Prof. Luca Fezzi, Lei è autore del libro Il dado è tratto. Cesare e la resa di Roma edito da Laterza: quando e in quali circostanze fu pronunciata la fatidica frase «Alea iacta est»?
Il dado è tratto. Cesare e la resa di Roma, Luca FezziLa celebre frase, riportata in latino dal biografo Svetonio, fu pronunziata da Cesare nel gennaio del 49 a.C., durante il fatidico passaggio del Rubicone, prima mossa verso la conquista dell’Italia e di Roma. Il proconsole, pacificatore delle Gallie, patrizio e pontefice massimo, avrebbe dato così inizio alla vittoriosa marcia che in soli 60 giorni lo avrebbe reso padrone dell’intera Penisola. Si trattò del primo, vincente atto di una lunga guerra civile che da lì a poco gli avrebbe garantito il dominio incontrastato sull’Urbe e sul suo impero mediterraneo.

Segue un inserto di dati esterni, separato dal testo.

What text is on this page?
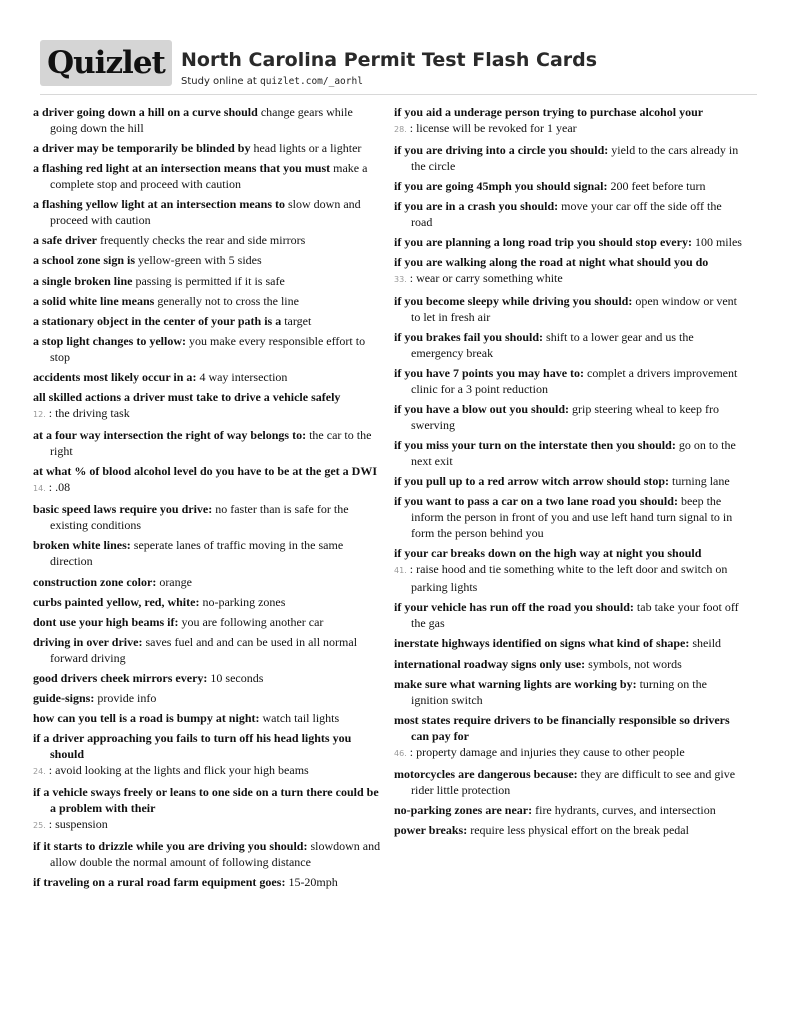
Quizlet North Carolina Permit Test Flash Cards
Study online at quizlet.com/_aorhl
a driver going down a hill on a curve should change gears while going down the hill
a driver may be temporarily be blinded by head lights or a lighter
a flashing red light at an intersection means that you must make a complete stop and proceed with caution
a flashing yellow light at an intersection means to slow down and proceed with caution
a safe driver frequently checks the rear and side mirrors
a school zone sign is yellow-green with 5 sides
a single broken line passing is permitted if it is safe
a solid white line means generally not to cross the line
a stationary object in the center of your path is a target
a stop light changes to yellow: you make every responsible effort to stop
accidents most likely occur in a: 4 way intersection
all skilled actions a driver must take to drive a vehicle safely
12. : the driving task
at a four way intersection the right of way belongs to: the car to the right
at what % of blood alcohol level do you have to be at the get a DWI
14. : .08
basic speed laws require you drive: no faster than is safe for the existing conditions
broken white lines: seperate lanes of traffic moving in the same direction
construction zone color: orange
curbs painted yellow, red, white: no-parking zones
dont use your high beams if: you are following another car
driving in over drive: saves fuel and and can be used in all normal forward driving
good drivers cheek mirrors every: 10 seconds
guide-signs: provide info
how can you tell is a road is bumpy at night: watch tail lights
if a driver approaching you fails to turn off his head lights you should
24. : avoid looking at the lights and flick your high beams
if a vehicle sways freely or leans to one side on a turn there could be a problem with their
25. : suspension
if it starts to drizzle while you are driving you should: slowdown and allow double the normal amount of following distance
if traveling on a rural road farm equipment goes: 15-20mph
if you aid a underage person trying to purchase alcohol your
28. : license will be revoked for 1 year
if you are driving into a circle you should: yield to the cars already in the circle
if you are going 45mph you should signal: 200 feet before turn
if you are in a crash you should: move your car off the side off the road
if you are planning a long road trip you should stop every: 100 miles
if you are walking along the road at night what should you do
33. : wear or carry something white
if you become sleepy while driving you should: open window or vent to let in fresh air
if you brakes fail you should: shift to a lower gear and us the emergency break
if you have 7 points you may have to: complet a drivers improvement clinic for a 3 point reduction
if you have a blow out you should: grip steering wheal to keep fro swerving
if you miss your turn on the interstate then you should: go on to the next exit
if you pull up to a red arrow witch arrow should stop: turning lane
if you want to pass a car on a two lane road you should: beep the inform the person in front of you and use left hand turn signal to in form the person behind you
if your car breaks down on the high way at night you should
41. : raise hood and tie something white to the left door and switch on parking lights
if your vehicle has run off the road you should: tab take your foot off the gas
inerstate highways identified on signs what kind of shape: sheild
international roadway signs only use: symbols, not words
make sure what warning lights are working by: turning on the ignition switch
most states require drivers to be financially responsible so drivers can pay for
46. : property damage and injuries they cause to other people
motorcycles are dangerous because: they are difficult to see and give rider little protection
no-parking zones are near: fire hydrants, curves, and intersection
power breaks: require less physical effort on the break pedal
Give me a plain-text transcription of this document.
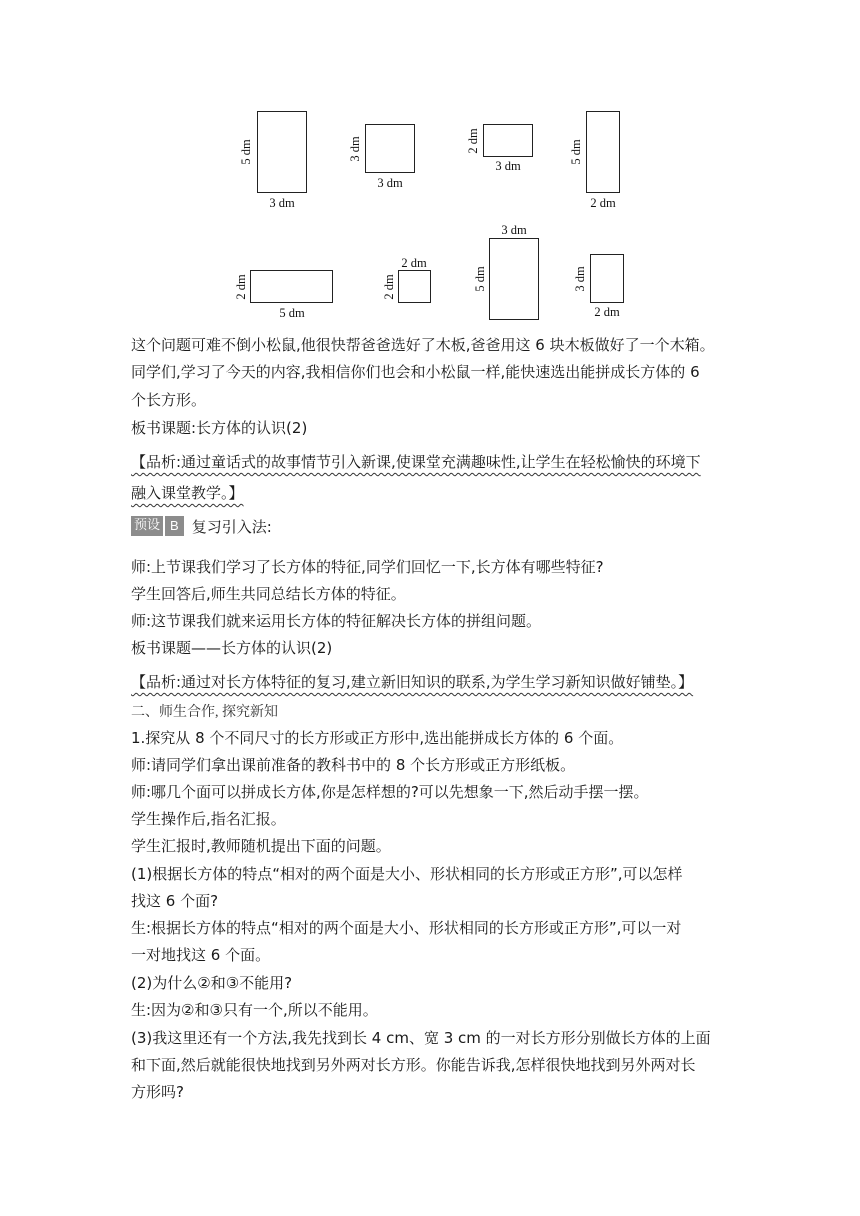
5 dm
3 dm
3 dm
3 dm
2 dm
3 dm
5 dm
2 dm
2 dm
5 dm
2 dm
2 dm
5 dm
3 dm
3 dm
2 dm
这个问题可难不倒小松鼠,他很快帮爸爸选好了木板,爸爸用这 6 块木板做好了一个木箱。
同学们,学习了今天的内容,我相信你们也会和小松鼠一样,能快速选出能拼成长方体的 6
个长方形。
板书课题:长方体的认识(2)
【品析:通过童话式的故事情节引入新课,使课堂充满趣味性,让学生在轻松愉快的环境下
融入课堂教学。】
预设 B 复习引入法:
师:上节课我们学习了长方体的特征,同学们回忆一下,长方体有哪些特征?
学生回答后,师生共同总结长方体的特征。
师:这节课我们就来运用长方体的特征解决长方体的拼组问题。
板书课题——长方体的认识(2)
【品析:通过对长方体特征的复习,建立新旧知识的联系,为学生学习新知识做好铺垫。】
二、师生合作, 探究新知
1.探究从 8 个不同尺寸的长方形或正方形中,选出能拼成长方体的 6 个面。
师:请同学们拿出课前准备的教科书中的 8 个长方形或正方形纸板。
师:哪几个面可以拼成长方体,你是怎样想的?可以先想象一下,然后动手摆一摆。
学生操作后,指名汇报。
学生汇报时,教师随机提出下面的问题。
(1)根据长方体的特点“相对的两个面是大小、形状相同的长方形或正方形”,可以怎样
找这 6 个面?
生:根据长方体的特点“相对的两个面是大小、形状相同的长方形或正方形”,可以一对
一对地找这 6 个面。
(2)为什么②和③不能用?
生:因为②和③只有一个,所以不能用。
(3)我这里还有一个方法,我先找到长 4 cm、宽 3 cm 的一对长方形分别做长方体的上面
和下面,然后就能很快地找到另外两对长方形。你能告诉我,怎样很快地找到另外两对长
方形吗?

Plutarco narra che in realtà Cesare pronunziò la frase in greco.
Sì, e qui inizia una serie di problemi. Pare che Cesare abbia pronunziato la frase in greco, allora lingua colta e facilmente comprensibile agli uomini a lui più vicini. Va però ricordato che tutte le fonti greche, nel descrivere il celebre episodio, riportano un’espressione che si potrebbe tradurre con «si getti il dado». La versione iacta alea est (Svetonio, Cesare, 32), che ha ispirato il volgarizzamento cinquecentesco «il dado è tratto», ormai entrato nell’uso collettivo, è invece dubbia: già secondo Erasmo da Rotterdam (1518), est, «è», presente nella tradizione del testo di Svetonio, parrebbe corruzione da esto, «sia», ciò che avvalorerebbe le fonti greche. Una differenza racchiusa in una sola o, quindi; il titolo del volume vuole, in un certo senso, rendere omaggio a questo possibile equivoco storico.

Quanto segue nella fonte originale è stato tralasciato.